Giving an example, Estep said, “Let’s say there’s an association with 100 small employers and now let’s say the average size is 20 [employees] … let’s say one of the 100 has no claims risk at all; they’re squeaky clean. A competing insurance company will go to that 20-employee group [to offer a lower price] so that one single group will leave, and then over time another will leave.”

Meanwhile, the companies with more health problems stay in the association because no competing insurance company wants them, and their rates can increase.

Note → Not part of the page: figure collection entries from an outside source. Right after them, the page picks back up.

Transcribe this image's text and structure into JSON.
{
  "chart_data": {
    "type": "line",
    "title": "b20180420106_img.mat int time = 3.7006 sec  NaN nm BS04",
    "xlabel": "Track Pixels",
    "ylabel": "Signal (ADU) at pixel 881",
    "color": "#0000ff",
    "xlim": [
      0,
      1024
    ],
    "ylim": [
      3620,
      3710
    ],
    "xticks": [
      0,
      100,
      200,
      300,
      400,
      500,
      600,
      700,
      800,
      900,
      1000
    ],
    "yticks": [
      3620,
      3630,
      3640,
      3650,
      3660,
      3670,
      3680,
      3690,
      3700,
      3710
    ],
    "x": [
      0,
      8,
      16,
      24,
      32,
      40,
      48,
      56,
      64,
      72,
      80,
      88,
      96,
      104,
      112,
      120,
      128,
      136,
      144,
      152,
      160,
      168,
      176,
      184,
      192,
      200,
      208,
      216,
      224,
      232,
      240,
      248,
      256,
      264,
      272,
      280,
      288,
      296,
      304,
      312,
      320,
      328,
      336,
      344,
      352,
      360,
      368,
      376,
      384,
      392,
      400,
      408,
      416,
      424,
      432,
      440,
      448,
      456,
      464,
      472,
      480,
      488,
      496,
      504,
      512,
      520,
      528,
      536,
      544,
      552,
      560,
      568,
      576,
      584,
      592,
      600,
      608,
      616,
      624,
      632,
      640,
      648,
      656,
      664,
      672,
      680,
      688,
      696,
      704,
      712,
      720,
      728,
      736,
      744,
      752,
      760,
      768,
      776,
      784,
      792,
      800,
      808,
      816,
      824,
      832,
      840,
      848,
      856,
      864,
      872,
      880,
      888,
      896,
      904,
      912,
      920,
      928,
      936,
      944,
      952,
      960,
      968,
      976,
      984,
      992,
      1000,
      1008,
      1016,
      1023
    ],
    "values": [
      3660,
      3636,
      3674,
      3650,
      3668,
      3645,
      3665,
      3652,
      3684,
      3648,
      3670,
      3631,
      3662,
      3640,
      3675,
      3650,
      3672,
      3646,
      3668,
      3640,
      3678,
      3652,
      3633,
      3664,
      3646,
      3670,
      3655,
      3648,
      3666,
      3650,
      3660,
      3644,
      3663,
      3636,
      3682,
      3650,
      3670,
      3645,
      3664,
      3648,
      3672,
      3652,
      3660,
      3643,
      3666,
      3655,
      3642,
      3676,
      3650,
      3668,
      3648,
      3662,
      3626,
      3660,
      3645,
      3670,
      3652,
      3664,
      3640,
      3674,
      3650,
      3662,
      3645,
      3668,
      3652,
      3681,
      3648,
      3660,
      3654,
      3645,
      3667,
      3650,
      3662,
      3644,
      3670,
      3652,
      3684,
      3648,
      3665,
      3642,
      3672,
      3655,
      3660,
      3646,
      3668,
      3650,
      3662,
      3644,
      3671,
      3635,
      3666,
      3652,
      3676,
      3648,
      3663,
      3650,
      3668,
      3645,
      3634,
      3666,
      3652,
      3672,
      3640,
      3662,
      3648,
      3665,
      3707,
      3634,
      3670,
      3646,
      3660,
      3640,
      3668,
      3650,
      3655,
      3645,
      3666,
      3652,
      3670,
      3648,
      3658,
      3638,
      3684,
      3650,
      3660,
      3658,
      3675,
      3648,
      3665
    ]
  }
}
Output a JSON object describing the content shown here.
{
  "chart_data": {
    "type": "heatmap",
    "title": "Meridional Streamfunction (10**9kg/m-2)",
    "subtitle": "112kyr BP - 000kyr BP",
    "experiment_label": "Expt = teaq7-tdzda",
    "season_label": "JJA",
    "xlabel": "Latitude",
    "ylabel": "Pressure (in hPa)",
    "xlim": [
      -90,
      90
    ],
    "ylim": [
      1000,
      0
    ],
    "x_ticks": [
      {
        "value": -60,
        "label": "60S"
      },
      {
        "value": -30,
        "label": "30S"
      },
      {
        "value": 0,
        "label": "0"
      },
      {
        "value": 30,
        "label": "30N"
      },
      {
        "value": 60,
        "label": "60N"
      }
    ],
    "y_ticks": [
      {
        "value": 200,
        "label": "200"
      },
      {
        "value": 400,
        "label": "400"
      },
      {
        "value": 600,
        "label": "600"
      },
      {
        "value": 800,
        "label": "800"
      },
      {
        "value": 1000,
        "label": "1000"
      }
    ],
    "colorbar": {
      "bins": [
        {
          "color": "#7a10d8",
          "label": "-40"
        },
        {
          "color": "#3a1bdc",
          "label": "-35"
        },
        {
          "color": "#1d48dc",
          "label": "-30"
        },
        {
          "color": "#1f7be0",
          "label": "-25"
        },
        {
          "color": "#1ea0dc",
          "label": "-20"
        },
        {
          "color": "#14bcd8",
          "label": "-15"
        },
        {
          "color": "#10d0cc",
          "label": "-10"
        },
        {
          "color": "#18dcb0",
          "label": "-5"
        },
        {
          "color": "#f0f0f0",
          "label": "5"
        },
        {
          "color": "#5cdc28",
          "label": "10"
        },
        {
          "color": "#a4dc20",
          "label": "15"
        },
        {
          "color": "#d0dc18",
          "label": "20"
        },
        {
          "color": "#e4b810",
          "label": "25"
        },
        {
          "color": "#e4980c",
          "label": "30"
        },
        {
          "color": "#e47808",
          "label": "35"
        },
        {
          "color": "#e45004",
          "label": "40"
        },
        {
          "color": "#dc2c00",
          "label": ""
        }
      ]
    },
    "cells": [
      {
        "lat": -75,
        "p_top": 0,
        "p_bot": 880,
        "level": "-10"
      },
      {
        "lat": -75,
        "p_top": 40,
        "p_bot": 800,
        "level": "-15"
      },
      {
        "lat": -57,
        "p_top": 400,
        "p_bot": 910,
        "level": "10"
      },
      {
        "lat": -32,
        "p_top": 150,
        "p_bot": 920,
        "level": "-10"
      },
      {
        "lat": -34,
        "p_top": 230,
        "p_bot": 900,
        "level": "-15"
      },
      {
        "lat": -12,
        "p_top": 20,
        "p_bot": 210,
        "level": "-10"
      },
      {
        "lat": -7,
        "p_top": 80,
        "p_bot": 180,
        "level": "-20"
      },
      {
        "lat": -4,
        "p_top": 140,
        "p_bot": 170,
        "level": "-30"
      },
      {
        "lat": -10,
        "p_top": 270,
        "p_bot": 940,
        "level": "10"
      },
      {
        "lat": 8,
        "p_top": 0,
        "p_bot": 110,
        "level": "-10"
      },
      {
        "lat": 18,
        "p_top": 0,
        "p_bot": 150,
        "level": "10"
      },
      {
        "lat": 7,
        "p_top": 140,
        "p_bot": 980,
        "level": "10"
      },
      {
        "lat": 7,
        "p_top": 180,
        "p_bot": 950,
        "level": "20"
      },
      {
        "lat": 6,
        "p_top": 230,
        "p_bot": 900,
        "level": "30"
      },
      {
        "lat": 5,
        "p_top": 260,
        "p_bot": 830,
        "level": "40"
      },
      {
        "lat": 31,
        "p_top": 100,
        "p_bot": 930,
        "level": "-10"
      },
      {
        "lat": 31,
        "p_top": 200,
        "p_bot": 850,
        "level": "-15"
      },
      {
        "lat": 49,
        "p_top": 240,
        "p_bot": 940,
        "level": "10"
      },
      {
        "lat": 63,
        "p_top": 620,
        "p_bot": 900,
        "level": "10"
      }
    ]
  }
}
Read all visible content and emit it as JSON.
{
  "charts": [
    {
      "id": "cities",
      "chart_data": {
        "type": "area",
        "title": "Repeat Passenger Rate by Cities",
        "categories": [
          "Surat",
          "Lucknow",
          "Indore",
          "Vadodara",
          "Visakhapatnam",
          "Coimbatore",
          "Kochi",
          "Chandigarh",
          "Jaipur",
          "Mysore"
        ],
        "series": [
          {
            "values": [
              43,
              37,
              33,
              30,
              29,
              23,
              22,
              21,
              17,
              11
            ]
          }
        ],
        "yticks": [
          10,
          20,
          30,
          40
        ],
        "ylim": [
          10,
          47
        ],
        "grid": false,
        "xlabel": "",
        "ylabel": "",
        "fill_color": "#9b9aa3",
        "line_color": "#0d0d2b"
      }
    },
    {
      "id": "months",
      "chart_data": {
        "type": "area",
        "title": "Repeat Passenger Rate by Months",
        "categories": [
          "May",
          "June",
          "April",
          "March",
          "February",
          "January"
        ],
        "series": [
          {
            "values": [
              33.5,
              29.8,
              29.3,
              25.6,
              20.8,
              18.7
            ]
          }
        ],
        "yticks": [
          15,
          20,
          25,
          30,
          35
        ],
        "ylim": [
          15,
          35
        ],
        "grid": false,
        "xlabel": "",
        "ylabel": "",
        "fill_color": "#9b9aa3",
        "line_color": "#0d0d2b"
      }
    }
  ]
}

“An association almost always dissolves over time,” Estep said.

Among the financial issues faced by ACA was that from the outset, not enough young people who don’t already have health problems signed up, Grudzien said.

“The money’s got to come from someplace. It’s wonderful that people are taken care of, but it comes at a cost,” he said.

In 2014, ACA subsidies started coming in from the government, and that year and the next a lot of small firms were dissolving their group plans and directing people to the ACA exchanges. But since 2015, because insurance companies ended up losing a lot of money on high claims, those firms increased their rates, Estep said.

“The subsidies are still there, but the rate differential between what the subsidy was paying and the real rate has expanded,” he said.

In North Carolina, the only insurer left on the ACA exchange is Blue Cross Blue Shield of North Carolina, with more than 500,000 state residents on the company’s ACA plan, according to the insurer. The firm’s latest rate hike request is 14.1 percent, which had not been approved yet by the N.C. Department of Insurance as of press time.

For small businesses that still want a group plan, they have six options in North Carolina, Estep said: Blue Cross, UnitedHealthCare, Cigna, Aetna, First Carolina Care and self-funding with stop-loss insurance.

“It behooves them to bid it out,” Estep said, “and get all the carriers to provide quotes.”